Mit dem Cargobike zum Kinderarzt

„Ich komme vom Land, bin in der Nähe von Freiburg aufgewachsen. Und da war ich immer mit dem Rad unterwegs“, erzählt Moser. Als seine Frau anfing in Dortmund zu arbeiten und seine nun zweijährige Tochter Miria in die Kita gehen sollte, stand trotzdem die Frage im Raum: Auto oder nicht?

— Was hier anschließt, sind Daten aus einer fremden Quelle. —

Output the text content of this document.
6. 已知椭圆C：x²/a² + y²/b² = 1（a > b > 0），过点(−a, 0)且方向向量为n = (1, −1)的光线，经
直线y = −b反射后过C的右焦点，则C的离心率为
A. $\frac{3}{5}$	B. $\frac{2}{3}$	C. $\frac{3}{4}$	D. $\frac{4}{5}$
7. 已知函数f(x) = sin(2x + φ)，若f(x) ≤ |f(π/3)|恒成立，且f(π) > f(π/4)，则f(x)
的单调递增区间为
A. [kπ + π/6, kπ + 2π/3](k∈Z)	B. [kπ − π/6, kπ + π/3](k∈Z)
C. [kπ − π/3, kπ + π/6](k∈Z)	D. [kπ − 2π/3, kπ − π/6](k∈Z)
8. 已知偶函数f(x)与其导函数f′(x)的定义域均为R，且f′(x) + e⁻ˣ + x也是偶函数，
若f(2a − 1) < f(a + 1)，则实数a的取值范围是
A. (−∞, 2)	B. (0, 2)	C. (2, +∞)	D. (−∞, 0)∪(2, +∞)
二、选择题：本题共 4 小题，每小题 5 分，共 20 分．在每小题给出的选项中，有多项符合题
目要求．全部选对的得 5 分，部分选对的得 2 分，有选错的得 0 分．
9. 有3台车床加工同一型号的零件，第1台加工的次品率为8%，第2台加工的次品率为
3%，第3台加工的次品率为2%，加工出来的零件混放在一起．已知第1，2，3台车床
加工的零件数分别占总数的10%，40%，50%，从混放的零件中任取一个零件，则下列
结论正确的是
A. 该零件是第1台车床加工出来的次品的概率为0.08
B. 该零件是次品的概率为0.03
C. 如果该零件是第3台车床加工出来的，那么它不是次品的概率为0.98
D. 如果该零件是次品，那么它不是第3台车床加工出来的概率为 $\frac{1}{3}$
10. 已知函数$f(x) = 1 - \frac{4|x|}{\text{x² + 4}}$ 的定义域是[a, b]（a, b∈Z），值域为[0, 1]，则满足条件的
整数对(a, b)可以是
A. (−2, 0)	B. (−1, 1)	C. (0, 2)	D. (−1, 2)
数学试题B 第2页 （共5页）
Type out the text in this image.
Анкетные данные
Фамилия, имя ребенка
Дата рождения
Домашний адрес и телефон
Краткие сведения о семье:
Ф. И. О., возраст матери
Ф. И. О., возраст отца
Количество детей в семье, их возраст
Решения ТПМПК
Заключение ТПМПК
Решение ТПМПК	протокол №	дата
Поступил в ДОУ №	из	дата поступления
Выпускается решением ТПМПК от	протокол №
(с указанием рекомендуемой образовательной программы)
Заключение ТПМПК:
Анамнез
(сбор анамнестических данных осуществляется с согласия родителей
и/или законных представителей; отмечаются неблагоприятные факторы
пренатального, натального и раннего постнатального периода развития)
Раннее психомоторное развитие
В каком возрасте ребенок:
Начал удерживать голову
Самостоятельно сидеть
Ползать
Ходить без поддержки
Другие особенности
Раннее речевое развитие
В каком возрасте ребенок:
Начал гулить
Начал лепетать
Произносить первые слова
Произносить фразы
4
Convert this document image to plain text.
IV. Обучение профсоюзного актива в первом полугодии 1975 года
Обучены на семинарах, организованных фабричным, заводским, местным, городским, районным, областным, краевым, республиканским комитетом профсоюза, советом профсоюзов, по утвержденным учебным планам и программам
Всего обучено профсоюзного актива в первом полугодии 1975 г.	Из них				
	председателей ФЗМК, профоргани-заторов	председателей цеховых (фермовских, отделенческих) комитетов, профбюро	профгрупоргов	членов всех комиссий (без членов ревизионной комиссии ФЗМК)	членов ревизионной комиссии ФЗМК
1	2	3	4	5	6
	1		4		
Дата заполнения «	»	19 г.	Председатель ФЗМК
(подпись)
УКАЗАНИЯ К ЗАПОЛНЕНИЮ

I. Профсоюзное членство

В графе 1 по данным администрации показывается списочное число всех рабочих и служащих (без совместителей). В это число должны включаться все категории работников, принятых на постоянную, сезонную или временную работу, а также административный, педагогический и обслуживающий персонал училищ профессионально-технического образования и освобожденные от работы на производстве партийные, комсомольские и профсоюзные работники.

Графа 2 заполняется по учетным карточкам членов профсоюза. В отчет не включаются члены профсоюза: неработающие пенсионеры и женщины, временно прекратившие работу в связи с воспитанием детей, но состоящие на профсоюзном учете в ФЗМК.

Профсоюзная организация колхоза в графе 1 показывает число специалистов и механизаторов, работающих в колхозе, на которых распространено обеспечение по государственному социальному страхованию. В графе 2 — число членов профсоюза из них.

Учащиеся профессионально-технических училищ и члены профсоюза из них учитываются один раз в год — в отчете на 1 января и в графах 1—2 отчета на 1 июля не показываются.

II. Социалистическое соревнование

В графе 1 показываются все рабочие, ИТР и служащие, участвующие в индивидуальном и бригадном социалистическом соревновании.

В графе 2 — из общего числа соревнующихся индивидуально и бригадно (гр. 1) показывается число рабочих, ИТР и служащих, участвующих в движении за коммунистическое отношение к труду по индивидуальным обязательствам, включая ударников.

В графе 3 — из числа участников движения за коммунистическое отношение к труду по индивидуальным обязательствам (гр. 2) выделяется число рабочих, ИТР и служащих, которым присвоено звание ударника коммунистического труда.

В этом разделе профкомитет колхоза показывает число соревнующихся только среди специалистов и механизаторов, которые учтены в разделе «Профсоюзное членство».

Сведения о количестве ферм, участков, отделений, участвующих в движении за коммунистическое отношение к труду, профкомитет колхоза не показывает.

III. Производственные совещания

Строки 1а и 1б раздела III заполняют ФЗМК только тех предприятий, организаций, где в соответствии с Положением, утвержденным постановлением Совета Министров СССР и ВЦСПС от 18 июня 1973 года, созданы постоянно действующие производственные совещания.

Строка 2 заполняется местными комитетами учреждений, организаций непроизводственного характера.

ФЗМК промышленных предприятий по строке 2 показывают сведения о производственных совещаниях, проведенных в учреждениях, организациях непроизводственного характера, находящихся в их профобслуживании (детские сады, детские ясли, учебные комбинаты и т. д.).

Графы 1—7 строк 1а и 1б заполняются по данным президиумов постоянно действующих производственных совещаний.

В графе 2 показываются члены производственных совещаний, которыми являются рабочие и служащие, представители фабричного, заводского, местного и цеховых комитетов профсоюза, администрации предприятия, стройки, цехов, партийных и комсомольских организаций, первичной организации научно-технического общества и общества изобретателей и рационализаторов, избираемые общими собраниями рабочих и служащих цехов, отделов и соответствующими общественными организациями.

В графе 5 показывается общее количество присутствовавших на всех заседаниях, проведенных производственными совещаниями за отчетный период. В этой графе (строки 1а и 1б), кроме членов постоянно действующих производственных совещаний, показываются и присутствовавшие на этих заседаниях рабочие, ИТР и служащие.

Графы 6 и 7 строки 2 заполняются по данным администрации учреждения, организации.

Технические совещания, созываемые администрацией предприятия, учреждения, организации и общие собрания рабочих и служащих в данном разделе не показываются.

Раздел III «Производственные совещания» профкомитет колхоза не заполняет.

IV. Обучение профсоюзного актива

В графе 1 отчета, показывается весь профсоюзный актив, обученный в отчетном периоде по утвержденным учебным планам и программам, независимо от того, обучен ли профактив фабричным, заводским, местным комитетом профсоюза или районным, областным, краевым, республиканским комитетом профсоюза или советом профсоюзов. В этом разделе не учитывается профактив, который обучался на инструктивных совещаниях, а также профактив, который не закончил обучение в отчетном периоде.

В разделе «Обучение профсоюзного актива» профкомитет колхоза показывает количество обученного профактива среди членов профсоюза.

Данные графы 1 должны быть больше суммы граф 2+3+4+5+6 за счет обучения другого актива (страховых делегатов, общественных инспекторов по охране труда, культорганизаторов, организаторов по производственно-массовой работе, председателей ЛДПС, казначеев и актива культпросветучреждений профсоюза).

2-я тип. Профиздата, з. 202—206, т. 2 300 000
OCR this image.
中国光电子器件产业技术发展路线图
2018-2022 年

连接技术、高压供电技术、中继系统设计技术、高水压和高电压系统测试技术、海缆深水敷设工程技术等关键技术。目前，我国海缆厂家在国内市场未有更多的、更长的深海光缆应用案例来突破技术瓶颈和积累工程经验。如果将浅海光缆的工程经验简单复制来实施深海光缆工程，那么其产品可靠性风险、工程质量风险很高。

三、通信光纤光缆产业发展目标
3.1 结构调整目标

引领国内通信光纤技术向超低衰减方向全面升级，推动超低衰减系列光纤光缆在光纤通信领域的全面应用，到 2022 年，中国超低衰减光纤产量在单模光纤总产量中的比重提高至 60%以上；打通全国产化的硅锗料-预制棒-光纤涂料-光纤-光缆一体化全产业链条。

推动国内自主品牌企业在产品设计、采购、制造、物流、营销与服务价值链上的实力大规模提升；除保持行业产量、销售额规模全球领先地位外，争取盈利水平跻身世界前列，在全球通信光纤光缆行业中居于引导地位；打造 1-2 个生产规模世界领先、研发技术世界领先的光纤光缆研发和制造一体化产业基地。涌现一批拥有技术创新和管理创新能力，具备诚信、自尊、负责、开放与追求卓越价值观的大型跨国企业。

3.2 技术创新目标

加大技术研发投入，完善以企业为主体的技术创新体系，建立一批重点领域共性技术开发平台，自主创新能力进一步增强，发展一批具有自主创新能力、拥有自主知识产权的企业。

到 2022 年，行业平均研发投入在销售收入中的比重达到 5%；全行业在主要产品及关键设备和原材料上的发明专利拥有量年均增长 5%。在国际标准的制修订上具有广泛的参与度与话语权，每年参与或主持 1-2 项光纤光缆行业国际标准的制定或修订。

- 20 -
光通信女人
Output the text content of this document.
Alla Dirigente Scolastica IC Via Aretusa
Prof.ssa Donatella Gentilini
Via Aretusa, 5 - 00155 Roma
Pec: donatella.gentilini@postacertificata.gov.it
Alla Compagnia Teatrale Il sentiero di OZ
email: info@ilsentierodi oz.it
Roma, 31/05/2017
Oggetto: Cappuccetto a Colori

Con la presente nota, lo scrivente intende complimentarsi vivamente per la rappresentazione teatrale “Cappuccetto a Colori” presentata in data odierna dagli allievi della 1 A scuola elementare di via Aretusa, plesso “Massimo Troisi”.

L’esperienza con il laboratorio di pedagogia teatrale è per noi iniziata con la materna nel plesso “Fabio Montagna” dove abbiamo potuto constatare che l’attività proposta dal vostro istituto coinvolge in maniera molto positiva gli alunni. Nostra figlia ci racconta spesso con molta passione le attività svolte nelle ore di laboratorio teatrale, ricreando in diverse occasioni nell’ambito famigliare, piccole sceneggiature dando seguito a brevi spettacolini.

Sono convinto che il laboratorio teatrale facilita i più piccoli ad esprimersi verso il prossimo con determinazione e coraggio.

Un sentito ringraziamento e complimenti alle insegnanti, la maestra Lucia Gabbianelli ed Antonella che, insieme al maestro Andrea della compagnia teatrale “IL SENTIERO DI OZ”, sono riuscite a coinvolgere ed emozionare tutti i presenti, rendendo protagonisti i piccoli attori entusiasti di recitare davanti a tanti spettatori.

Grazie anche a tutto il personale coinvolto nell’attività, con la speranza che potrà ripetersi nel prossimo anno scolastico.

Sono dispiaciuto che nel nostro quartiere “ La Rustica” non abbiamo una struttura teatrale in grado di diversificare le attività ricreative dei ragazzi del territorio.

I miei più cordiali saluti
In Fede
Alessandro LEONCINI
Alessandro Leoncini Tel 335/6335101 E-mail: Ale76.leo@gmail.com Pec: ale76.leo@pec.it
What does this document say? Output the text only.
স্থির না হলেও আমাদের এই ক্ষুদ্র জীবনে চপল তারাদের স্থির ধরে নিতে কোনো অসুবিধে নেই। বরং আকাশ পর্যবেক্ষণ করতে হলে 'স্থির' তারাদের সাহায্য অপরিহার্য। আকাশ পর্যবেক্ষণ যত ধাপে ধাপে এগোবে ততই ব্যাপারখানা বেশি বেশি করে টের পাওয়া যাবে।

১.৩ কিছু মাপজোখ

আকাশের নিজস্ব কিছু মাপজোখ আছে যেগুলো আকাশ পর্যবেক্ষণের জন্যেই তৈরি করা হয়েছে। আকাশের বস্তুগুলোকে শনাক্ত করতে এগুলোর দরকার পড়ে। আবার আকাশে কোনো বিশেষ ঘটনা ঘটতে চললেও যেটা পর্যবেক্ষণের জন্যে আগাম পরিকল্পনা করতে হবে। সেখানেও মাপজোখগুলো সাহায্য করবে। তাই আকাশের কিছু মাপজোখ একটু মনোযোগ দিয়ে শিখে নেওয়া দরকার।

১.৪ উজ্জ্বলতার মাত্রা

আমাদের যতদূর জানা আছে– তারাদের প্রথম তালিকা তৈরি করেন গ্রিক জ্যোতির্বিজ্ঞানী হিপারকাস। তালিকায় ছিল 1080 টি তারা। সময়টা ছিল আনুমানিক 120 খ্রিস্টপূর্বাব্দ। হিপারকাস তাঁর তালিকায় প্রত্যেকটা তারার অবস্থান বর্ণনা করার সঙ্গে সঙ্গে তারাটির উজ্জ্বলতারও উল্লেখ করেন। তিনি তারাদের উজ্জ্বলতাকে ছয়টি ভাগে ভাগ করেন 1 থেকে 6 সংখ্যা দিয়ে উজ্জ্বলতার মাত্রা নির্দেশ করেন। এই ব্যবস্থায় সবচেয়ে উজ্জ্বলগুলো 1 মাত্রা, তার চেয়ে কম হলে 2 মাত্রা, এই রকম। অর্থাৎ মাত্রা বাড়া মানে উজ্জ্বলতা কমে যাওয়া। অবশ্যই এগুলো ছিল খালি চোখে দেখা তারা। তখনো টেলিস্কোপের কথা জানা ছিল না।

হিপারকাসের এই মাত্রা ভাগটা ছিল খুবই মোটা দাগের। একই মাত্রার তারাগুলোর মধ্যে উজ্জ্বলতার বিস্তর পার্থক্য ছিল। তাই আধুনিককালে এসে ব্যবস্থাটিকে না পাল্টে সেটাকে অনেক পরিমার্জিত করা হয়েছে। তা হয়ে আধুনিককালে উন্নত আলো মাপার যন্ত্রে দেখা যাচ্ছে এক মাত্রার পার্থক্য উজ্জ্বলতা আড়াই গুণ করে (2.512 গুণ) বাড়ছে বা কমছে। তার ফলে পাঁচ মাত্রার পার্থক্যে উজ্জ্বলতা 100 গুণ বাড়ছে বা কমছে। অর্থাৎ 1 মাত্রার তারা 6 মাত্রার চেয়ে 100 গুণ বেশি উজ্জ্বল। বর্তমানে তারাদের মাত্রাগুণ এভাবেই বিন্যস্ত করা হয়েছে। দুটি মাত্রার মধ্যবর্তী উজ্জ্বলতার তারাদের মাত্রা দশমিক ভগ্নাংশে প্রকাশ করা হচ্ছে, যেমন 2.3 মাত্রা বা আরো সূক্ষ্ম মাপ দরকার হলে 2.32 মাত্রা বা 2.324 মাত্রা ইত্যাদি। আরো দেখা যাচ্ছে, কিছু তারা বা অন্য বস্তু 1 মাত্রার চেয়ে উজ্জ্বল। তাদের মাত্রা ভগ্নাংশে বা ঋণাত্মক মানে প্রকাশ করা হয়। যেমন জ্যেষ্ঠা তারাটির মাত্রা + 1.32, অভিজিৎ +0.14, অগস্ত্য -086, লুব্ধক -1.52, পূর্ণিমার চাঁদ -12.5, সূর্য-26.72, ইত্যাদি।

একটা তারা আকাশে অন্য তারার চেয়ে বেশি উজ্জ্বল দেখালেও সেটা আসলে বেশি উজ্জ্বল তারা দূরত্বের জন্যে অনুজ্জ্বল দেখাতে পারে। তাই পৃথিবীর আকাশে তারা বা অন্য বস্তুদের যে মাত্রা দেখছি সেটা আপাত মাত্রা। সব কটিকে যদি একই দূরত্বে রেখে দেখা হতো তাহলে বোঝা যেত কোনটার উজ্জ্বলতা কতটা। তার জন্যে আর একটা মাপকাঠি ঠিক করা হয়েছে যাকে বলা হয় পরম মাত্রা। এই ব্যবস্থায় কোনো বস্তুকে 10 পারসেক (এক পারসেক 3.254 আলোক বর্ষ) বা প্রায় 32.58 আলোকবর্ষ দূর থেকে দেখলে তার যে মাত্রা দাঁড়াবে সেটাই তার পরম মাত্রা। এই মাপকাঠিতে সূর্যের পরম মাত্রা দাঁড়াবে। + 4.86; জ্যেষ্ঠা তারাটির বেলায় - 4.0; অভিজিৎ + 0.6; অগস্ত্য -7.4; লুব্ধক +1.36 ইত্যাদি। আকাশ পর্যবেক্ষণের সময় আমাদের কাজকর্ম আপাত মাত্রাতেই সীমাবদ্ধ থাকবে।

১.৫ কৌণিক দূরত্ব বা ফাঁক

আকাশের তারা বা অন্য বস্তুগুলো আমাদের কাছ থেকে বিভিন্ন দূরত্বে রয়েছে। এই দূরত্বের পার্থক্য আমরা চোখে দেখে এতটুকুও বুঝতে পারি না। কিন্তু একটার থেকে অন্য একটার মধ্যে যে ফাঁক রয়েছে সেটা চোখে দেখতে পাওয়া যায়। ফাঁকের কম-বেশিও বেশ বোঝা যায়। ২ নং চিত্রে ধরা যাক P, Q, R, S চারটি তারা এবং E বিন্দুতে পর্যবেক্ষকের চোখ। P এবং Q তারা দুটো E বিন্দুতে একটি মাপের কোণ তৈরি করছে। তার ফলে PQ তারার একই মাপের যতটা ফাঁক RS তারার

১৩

Die jungen Eltern wollten lieber die Umwelt schonen – und investierten in E-Räder: Ein reguläres für die Frau und ein Lastenrad für den Mann. Während seine Frau täglich zur Arbeit radelt, transportiert der Papa seine Tochter und auch mal zwei weitere Kinder mit dem Cargobike zum Arzt, Spielplatz oder Kindergarten. „Für Kinder ist das ein großer Spaß, wie Achterbahnfahren“, erzählt Moser.

Kontakt kam über die Grünen

Und wenn es Moser weiter weg führt? Der Master-Student muss einmal die Woche zu seinem Werkstudenten-Job am Wuppertal Institut für Klima, Umwelt, Energie, ansonsten arbeitet er von zu Hause aus. „Nach Wuppertal fahr ich mit dem Zug“, sagt Moser. Als Stadtradel-Star will er während der Aktion aber auch mindestens einmal dorthin radeln. Vorgeschlagen wurde Moser als Stadtradel-Star von seiner Vorgängerin Dagmar Schmitz. „Ich habe einfach mal bei den Grünen nachgefragt, ob die jemanden kennen“, sagt sie. So kam der Kontakt zu Moser zustande, der zwar nicht bei den Grünen aktiv ist, aber dort wegen seines fahrradpolitischen Engagements durchaus bekannt ist.

Etwa war Moser stark daran beteiligt, die Volksinitiative „Aufbruch Fahrrad“ nach Witten zu bringen, die ein Fahrrad-Gesetz und eine Mobilitätswende in NRW fordert. Bis zum 1. Mai konnte man für die Initiative an verschiedenen Orten in Witten unterschreiben, im Juli werden Ergebnisse erwartet.

Kaufprämie fürs Lastenrad

Auch hat Moser bereits Infoveranstaltungen im Wiesenviertel zum Thema Lastenrad angeboten. „Dabei ging es um die Kaufprämie von 1000 Euro, die man vom Land für ein Lastenrad bekommt“, erzählt Moser – also ein Fünftel vom Preis, den er für sein Rad bezahlt hat. „Man bekommt aber schon welche ab 1800 Euro. Nur haben die für die Wittener Straßen nicht die besten Bremsen.“

Wenn es nur die ein oder andere holprige Straße wäre: Moser ärgert sich auch über zu enge Radwege, nimmt öfter lieber Schleichwege als mit seinem Rad über Straßen wie die Ruhrstraße zu manövrieren – aber sein Blick geht eher nach vorn. Zum Beispiel auf den Verkehrsausschuss am Donnerstag. Dort wird ab 17 Uhr das neue Radverkehrskonzept besprochen und über E-Mobilität diskutiert. Fehlt nur noch ein Tagesordnungspunkt über Lastenräder.